Police forces (Paramilitary Constabularies/Gendarmeries/Border Guards, etc.) have often provided the majority of the armed force in Aid to the Civil Power operations - riot control, internal security, border guard, counterterrorism, and counterinsurgency - with the Military reinforcing the Police as, if, necessary. Look at the great empires of modern times - Britain and Russia especially - and you will see that large numbers of paramilitary police troops engaged in all aspects of low intensity conflict, from the various Imperial police and constabulary forces scattered across the former British Empire, to the Russian use of KGB and MVD troops to keep restive populations under control. In more cases than not, the military played second fiddle to the police, and this makes clear sense, as it is the police, not the military, who actually have to hold ground and the population residing within. The lack of an effective police force usually results in failure, as the military rarely possesses enough troops to physically occupy and control what the police cannot.
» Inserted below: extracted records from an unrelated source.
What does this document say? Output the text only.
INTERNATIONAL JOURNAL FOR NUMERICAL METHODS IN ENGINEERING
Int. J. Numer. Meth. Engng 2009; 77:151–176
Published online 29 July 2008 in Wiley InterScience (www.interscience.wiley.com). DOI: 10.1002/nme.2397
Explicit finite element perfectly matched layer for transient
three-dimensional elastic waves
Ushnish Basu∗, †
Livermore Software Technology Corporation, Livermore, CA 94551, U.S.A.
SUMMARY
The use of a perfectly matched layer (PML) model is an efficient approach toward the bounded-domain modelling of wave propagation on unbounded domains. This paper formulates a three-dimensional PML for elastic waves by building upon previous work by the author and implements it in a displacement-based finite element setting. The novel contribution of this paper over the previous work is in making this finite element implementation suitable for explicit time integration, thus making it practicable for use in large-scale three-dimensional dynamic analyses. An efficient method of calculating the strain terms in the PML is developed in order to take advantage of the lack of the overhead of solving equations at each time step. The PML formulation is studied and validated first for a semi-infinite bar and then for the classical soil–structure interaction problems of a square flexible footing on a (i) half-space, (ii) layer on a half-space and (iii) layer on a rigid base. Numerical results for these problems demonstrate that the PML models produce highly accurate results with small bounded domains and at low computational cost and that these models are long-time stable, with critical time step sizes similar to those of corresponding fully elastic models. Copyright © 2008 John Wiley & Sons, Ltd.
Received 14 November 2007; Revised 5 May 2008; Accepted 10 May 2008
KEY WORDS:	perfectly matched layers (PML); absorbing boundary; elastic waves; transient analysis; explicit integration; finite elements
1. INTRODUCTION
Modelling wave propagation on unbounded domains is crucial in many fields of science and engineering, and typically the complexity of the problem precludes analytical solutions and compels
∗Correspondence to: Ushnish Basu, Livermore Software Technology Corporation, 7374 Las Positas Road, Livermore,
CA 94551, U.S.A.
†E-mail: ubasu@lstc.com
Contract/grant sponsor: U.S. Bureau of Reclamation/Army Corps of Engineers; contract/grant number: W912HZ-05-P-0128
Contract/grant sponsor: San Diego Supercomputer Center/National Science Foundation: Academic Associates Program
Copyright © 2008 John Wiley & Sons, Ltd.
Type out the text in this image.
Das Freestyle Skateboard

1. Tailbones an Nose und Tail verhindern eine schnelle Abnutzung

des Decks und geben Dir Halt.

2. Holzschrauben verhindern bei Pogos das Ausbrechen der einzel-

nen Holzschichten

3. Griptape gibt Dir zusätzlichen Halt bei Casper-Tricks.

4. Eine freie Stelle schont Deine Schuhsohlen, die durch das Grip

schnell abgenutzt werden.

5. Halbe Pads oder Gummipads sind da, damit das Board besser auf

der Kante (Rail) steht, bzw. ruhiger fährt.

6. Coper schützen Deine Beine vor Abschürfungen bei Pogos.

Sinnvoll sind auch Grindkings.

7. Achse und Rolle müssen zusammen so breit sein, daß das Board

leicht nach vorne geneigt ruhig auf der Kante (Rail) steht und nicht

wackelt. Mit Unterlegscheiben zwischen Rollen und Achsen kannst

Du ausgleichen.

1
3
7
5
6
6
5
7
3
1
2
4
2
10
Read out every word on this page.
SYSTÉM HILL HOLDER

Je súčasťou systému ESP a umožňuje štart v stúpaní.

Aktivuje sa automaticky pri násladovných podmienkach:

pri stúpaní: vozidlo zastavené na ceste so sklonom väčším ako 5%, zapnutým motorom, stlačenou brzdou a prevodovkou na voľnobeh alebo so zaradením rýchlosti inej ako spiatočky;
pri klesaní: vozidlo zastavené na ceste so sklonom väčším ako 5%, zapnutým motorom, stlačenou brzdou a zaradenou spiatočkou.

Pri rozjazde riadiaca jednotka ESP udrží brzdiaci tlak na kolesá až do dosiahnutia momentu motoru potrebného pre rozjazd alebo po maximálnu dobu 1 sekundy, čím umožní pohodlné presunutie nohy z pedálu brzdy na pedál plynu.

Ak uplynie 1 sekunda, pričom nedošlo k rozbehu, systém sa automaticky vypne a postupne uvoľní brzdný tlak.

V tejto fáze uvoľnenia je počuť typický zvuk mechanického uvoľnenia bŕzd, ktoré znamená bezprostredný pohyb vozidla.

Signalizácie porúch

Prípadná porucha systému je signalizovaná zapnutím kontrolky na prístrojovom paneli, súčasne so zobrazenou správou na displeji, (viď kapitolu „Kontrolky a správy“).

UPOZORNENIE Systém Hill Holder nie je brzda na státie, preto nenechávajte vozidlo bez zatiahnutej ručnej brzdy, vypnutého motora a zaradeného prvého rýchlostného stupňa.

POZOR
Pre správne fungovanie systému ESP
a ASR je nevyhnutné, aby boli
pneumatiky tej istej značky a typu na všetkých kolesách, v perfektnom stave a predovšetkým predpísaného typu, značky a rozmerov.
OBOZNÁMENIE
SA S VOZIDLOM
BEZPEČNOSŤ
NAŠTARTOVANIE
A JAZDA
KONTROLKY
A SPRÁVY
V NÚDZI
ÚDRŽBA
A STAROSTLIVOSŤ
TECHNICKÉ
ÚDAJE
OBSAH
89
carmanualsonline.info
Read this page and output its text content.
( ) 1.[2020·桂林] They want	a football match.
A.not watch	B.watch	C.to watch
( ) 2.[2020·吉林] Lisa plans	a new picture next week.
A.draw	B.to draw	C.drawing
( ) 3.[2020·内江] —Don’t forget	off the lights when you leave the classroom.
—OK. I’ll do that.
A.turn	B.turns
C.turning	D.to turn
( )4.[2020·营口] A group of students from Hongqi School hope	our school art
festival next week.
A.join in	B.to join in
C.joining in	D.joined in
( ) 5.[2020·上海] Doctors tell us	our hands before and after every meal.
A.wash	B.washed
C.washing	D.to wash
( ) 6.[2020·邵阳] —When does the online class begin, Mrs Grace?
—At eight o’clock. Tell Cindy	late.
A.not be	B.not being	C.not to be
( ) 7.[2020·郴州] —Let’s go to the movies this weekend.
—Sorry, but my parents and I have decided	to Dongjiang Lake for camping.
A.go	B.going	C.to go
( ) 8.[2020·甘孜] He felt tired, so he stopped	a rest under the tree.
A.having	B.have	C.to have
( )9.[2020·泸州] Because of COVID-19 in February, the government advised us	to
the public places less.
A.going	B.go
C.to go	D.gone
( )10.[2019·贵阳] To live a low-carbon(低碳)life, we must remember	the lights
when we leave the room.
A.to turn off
Perhaps the "best" models for this might be the paramilitary police forces of the Raj, and those in Malaysia (both in the Malayan Emergency and in the Borneo Confrontation); Rhodesia's police forces might also be useful here. The failures of paramilitary police forces, such as in Afghanistan, graphically illlustrate the difficulties of waging and winning a COIN campaign in the absense of an effective police force. If military force may often amount to a fist into water in COIN, paramilitary police, conversely, may act as a sort of sponge, soaking up the insurgency's armed strength. The military is potentially useful, often even necessary in COIN; but effective paramilitary Police, who live amongst and know the people and land intimately, are utterly essential. The Police are the cake in COIN; the Military is the icing.